You’re exactly right that the pleasantries, pageantry, wine and “I believe that’s what they call war” at the ivory towers of power obscures what’s occurring in the actual war. The shitty conduct of Lannister army (which, in this chapter, gets nicely symbolized by overflowing latrines outside of Harrenhal) is both an issue of war time practice but also a critique of the class structure of Westeros (and our own society) via the scale of the atrocities.

War is giving already evil people (Chiswyck’s story from Arya VII) the opportunity to do evil on an industrial scale. As horrible as the rape of the innkeeper’s daughter and murder of his son are and as disquieting as Ned finds the reported atrocities of Gregor Clegane back in AGOT to be, Gregor’s crimes are isolated with the great lords of Westeros unaware of the crimes or IMO, more likely turning a blind eye to them. But now war is here, and instead of an inn or the keep of an anointed knight, the rapes, murders, tortures that were once isolated are now common-practice by Lannister goons and sanctioned by one of the most powerful lords in Westeros: Tywin Lannister.

Foreshadowing/Groundwork

Once more we see George building up the reputation of Beric Dondarrion from afar.
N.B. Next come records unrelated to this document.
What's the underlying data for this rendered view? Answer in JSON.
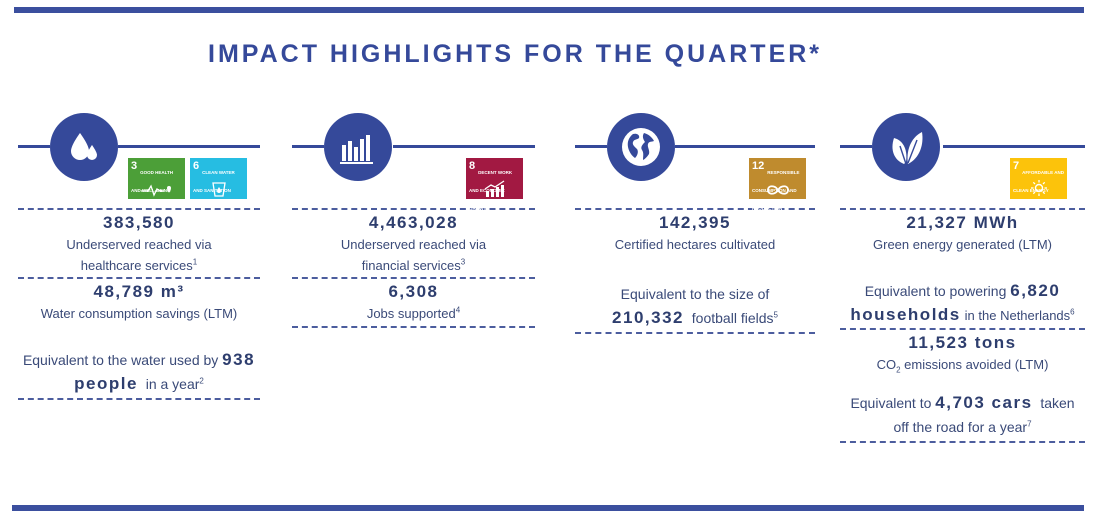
{
  "title": "IMPACT HIGHLIGHTS FOR THE QUARTER*",
  "colors": {
    "brand_blue": "#35499a",
    "sdg3": "#4c9f38",
    "sdg6": "#26bde2",
    "sdg8": "#a21942",
    "sdg12": "#bf8b2e",
    "sdg7": "#fcc30b"
  },
  "columns": [
    {
      "icon": "water-drop-icon",
      "sdgs": [
        {
          "number": "3",
          "name": "GOOD HEALTH AND WELL-BEING",
          "icon": "heartbeat-icon"
        },
        {
          "number": "6",
          "name": "CLEAN WATER AND SANITATION",
          "icon": "water-glass-icon"
        }
      ],
      "stat1_value": "383,580",
      "stat1_desc_line1": "Underserved reached via",
      "stat1_desc_line2": "healthcare services",
      "stat1_sup": "1",
      "stat2_value": "48,789 m³",
      "stat2_desc": "Water consumption savings (LTM)",
      "eq_prefix": "Equivalent to the water used by",
      "eq_value1": "938",
      "eq_value2": "people",
      "eq_suffix": "in a year",
      "eq_sup": "2"
    },
    {
      "icon": "bar-chart-icon",
      "sdgs": [
        {
          "number": "8",
          "name": "DECENT WORK AND ECONOMIC GROWTH",
          "icon": "growth-chart-icon"
        }
      ],
      "stat1_value": "4,463,028",
      "stat1_desc_line1": "Underserved reached via",
      "stat1_desc_line2": "financial services",
      "stat1_sup": "3",
      "stat2_value": "6,308",
      "stat2_desc": "Jobs supported",
      "stat2_sup": "4"
    },
    {
      "icon": "globe-icon",
      "sdgs": [
        {
          "number": "12",
          "name": "RESPONSIBLE CONSUMPTION AND PRODUCTION",
          "icon": "infinity-icon"
        }
      ],
      "stat1_value": "142,395",
      "stat1_desc": "Certified hectares cultivated",
      "eq_prefix": "Equivalent to the size of",
      "eq_value": "210,332",
      "eq_suffix": "football fields",
      "eq_sup": "5"
    },
    {
      "icon": "leaves-icon",
      "sdgs": [
        {
          "number": "7",
          "name": "AFFORDABLE AND CLEAN ENERGY",
          "icon": "sun-icon"
        }
      ],
      "stat1_value": "21,327 MWh",
      "stat1_desc": "Green energy generated (LTM)",
      "eq1_prefix": "Equivalent to powering",
      "eq1_value1": "6,820",
      "eq1_value2": "households",
      "eq1_suffix": "in the Netherlands",
      "eq1_sup": "6",
      "stat2_value": "11,523 tons",
      "stat2_desc_pre": "CO",
      "stat2_desc_sub": "2",
      "stat2_desc_post": "emissions avoided (LTM)",
      "eq2_prefix": "Equivalent to",
      "eq2_value": "4,703 cars",
      "eq2_suffix": "taken",
      "eq2_line2": "off the road for a year",
      "eq2_sup": "7"
    }
  ]
}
Here, in this chapter all about the boot crashing down on your neck, he is framed as the one person outside Lannister control, the spark of hope amidst a sea of blood. Then again, while he and Thoros “pay” for what the Brotherhood takes, some of the smallfolk aren’t happy with that either. 

Arya will never get the chance to practice Weese’s command that the smallfolk must never look the highborn in the eye, nor speak until spoken to, nor get in his lordship's way, but this becomes a tension point when Roose Bolton is lord of Harrenhal and Arya his cupbearer. The one time Arya presumes to speak to his lordship without being spoken to, Roose casually threatens to cut out her tongue (though he does answer her question) 

Theory/Discussion

How do we think Arya’s list is going to play out?